Where Khalidi’s text weaves a historical narrative of the Palestinians’ plight, Hill and Plitnick dive into the political particulars that maintain the current status-quo. Touching on notions of either states’ “right-to-exist,” efforts to criminalize or otherwise impede the activism of the Boycott, Divestment, and Sanctions (BDS) movement, and the human rights travesty that is the Gaza Strip, Hill and Plitnick attempt to breach “the limits of orthodox political discourse, which has long framed any call for support of Palestinian rights as an exception to progressive values.” The authors take special care to emphasize that US policy towards Israel may have worsened from a human rights and international law approach under the Trump administration, but that Trump’s actions are merely the extreme conclusions of a historically bipartisan consensus of uncritical military and economic support towards a militarized state perpetrating consistent and mass injustice against the Palestinian people. 

These two texts can be approached as two sides of the same coin. Khalidi provides a sweeping but detailed historical narrative of the Palestinian struggle, whereas Hill and Plitnick analyze the political climate and policy choices that both flow from and perpetuate a lack of robust human rights conversations within Washington circles. Both texts are essential to cultivating a clear and nuanced understanding of the prevailing climate. 

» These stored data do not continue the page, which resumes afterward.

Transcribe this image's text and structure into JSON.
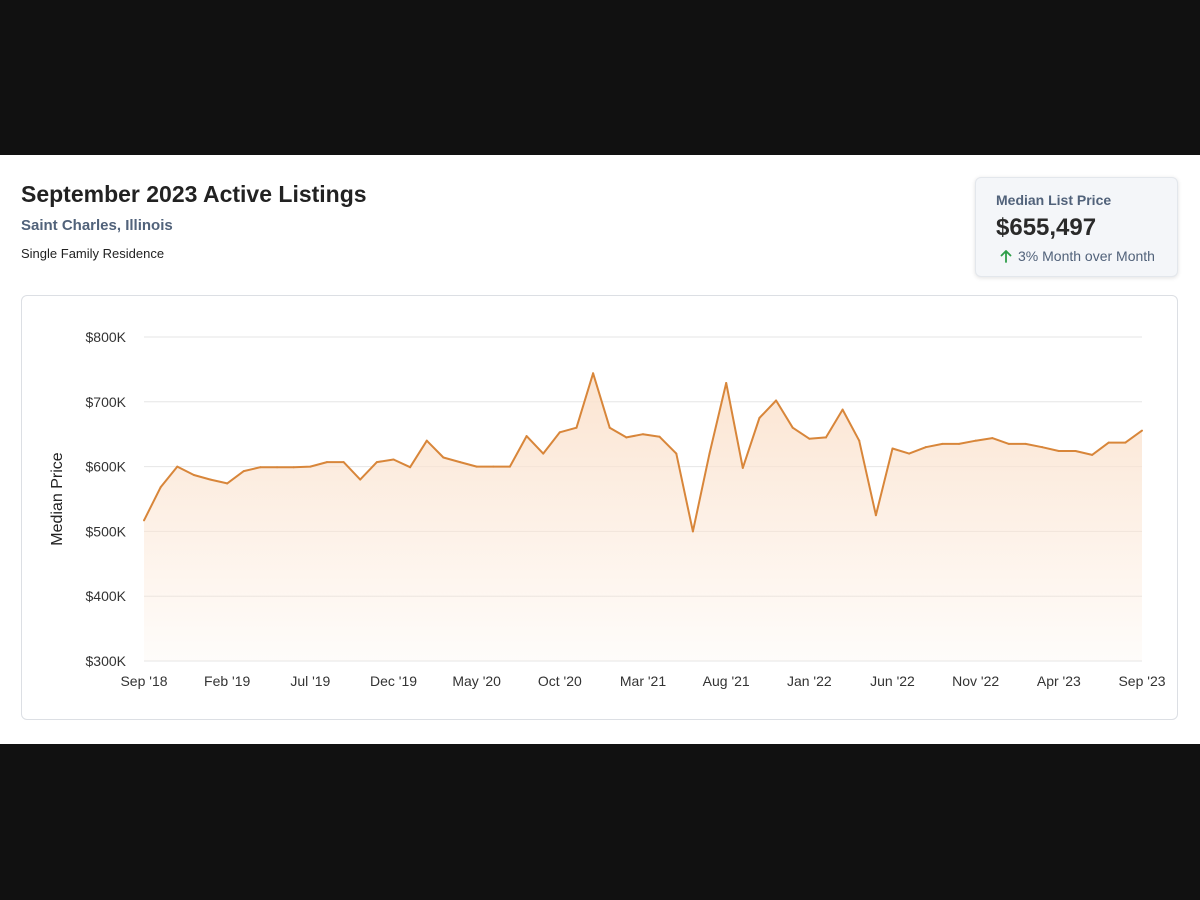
{
  "header": {
    "title": "September 2023 Active Listings",
    "location": "Saint Charles, Illinois",
    "property_type": "Single Family Residence"
  },
  "kpi": {
    "label": "Median List Price",
    "value": "$655,497",
    "change": "3% Month over Month",
    "change_icon": "arrow-up-icon",
    "change_color": "#2e9e49"
  },
  "colors": {
    "line": "#d8863a",
    "fill": "#fbe3cf",
    "grid": "#e6e6e6"
  },
  "chart_data": {
    "type": "area",
    "ylabel": "Median Price",
    "xlabel": "",
    "ylim": [
      300000,
      800000
    ],
    "y_ticks": [
      300000,
      400000,
      500000,
      600000,
      700000,
      800000
    ],
    "y_tick_labels": [
      "$300K",
      "$400K",
      "$500K",
      "$600K",
      "$700K",
      "$800K"
    ],
    "x_tick_labels": [
      "Sep '18",
      "Feb '19",
      "Jul '19",
      "Dec '19",
      "May '20",
      "Oct '20",
      "Mar '21",
      "Aug '21",
      "Jan '22",
      "Jun '22",
      "Nov '22",
      "Apr '23",
      "Sep '23"
    ],
    "x_tick_every": 5,
    "grid": true,
    "series": [
      {
        "values": [
          517000,
          568000,
          600000,
          587000,
          580000,
          574000,
          593000,
          599000,
          599000,
          599000,
          600000,
          607000,
          607000,
          580000,
          607000,
          611000,
          599000,
          640000,
          614000,
          607000,
          600000,
          600000,
          600000,
          647000,
          620000,
          653000,
          660000,
          744000,
          660000,
          645000,
          650000,
          646000,
          620000,
          500000,
          620000,
          729000,
          598000,
          675000,
          702000,
          660000,
          643000,
          645000,
          688000,
          640000,
          525000,
          628000,
          620000,
          630000,
          635000,
          635000,
          640000,
          644000,
          635000,
          635000,
          630000,
          624000,
          624000,
          618000,
          637000,
          637000,
          655497
        ]
      }
    ]
  }
}
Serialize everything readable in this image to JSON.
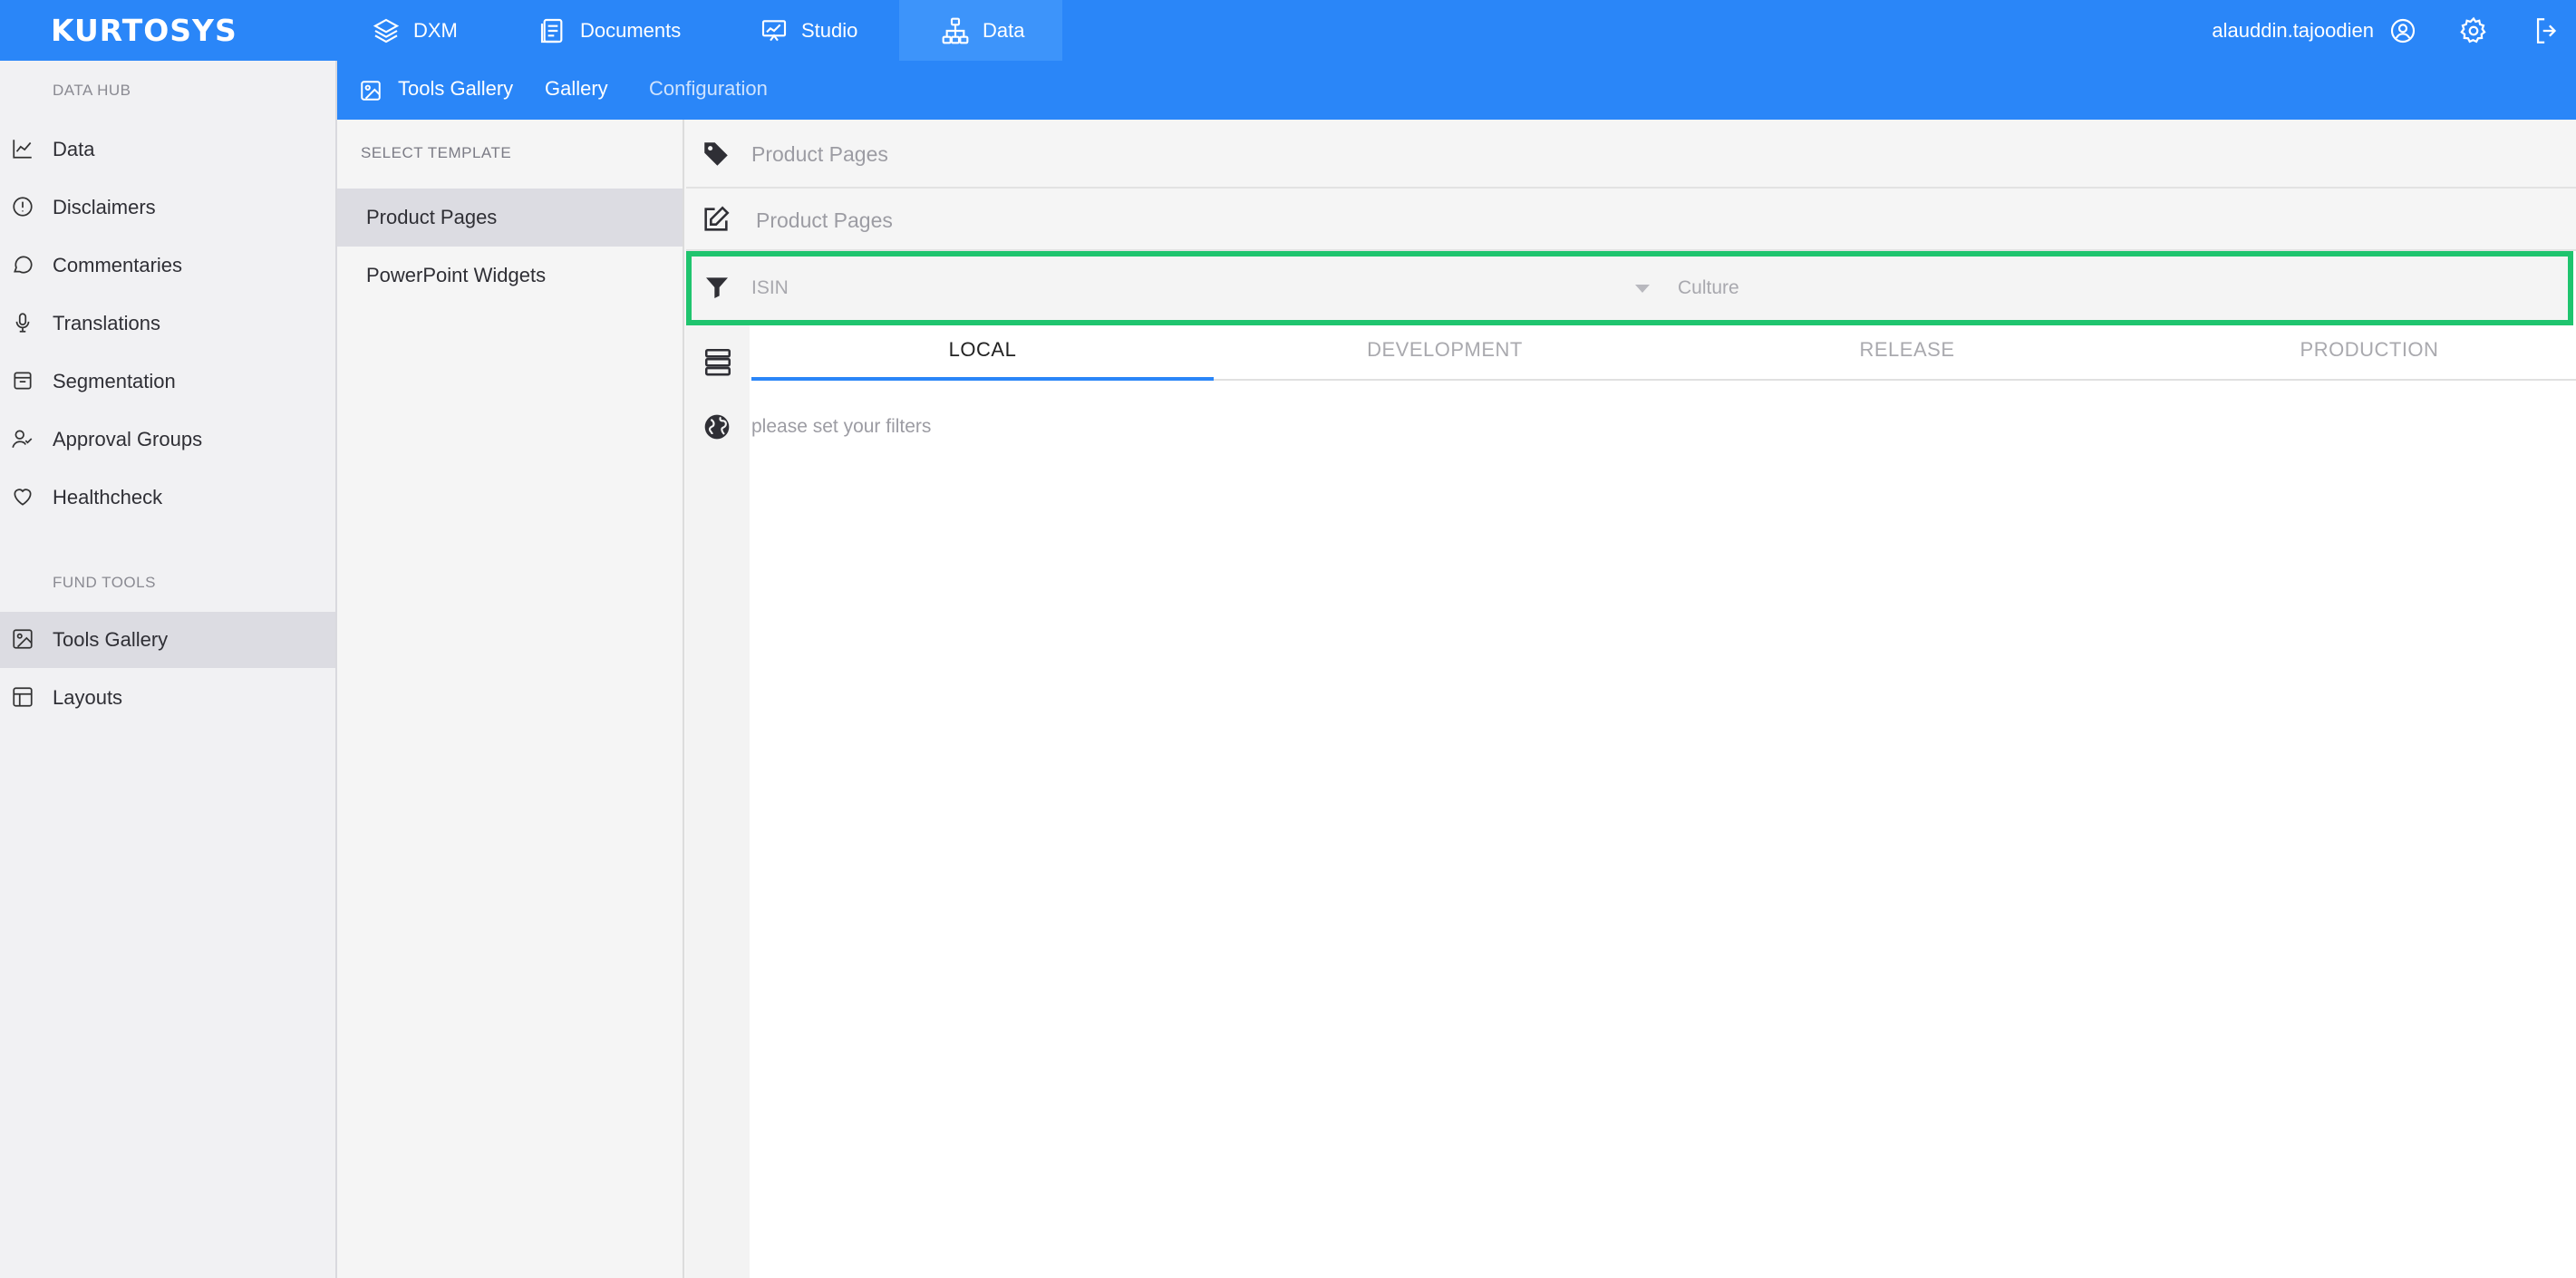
{
  "app": {
    "logo": "KURTOSYS",
    "nav": [
      {
        "label": "DXM",
        "icon": "layers-icon"
      },
      {
        "label": "Documents",
        "icon": "document-icon"
      },
      {
        "label": "Studio",
        "icon": "presentation-icon"
      },
      {
        "label": "Data",
        "icon": "hierarchy-icon",
        "active": true
      }
    ],
    "user": "alauddin.tajoodien"
  },
  "sidebar": {
    "section1": "DATA HUB",
    "items1": [
      {
        "label": "Data",
        "icon": "chart-line-icon"
      },
      {
        "label": "Disclaimers",
        "icon": "alert-circle-icon"
      },
      {
        "label": "Commentaries",
        "icon": "comment-icon"
      },
      {
        "label": "Translations",
        "icon": "microphone-icon"
      },
      {
        "label": "Segmentation",
        "icon": "inbox-icon"
      },
      {
        "label": "Approval Groups",
        "icon": "user-check-icon"
      },
      {
        "label": "Healthcheck",
        "icon": "heart-icon"
      }
    ],
    "section2": "FUND TOOLS",
    "items2": [
      {
        "label": "Tools Gallery",
        "icon": "image-icon",
        "active": true
      },
      {
        "label": "Layouts",
        "icon": "layout-icon"
      }
    ]
  },
  "subheader": {
    "crumbs": [
      "Tools Gallery",
      "Gallery",
      "Configuration"
    ]
  },
  "templates": {
    "header": "SELECT TEMPLATE",
    "items": [
      {
        "label": "Product Pages",
        "active": true
      },
      {
        "label": "PowerPoint Widgets"
      }
    ]
  },
  "main": {
    "tag_value": "Product Pages",
    "name_value": "Product Pages",
    "filters": {
      "isin_placeholder": "ISIN",
      "culture_placeholder": "Culture"
    },
    "tabs": [
      "LOCAL",
      "DEVELOPMENT",
      "RELEASE",
      "PRODUCTION"
    ],
    "active_tab": "LOCAL",
    "message": "please set your filters"
  },
  "colors": {
    "brand": "#2a86f8",
    "highlight": "#1fc46e"
  }
}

May 2021 came and went: after an egregiously tragic number of civilian deaths, a ceasefire was declared. The world may have turned away, but the crisis remains ongoing.  We may no longer be talking about Palestine, but that’s no reason to stay in the dark. Thankfully, we have the work of scholars like Rashid Khalidi, Marc Lamont Hill, and Mitchell Plitnick to turn to, curing our ignorance and spurring us into action.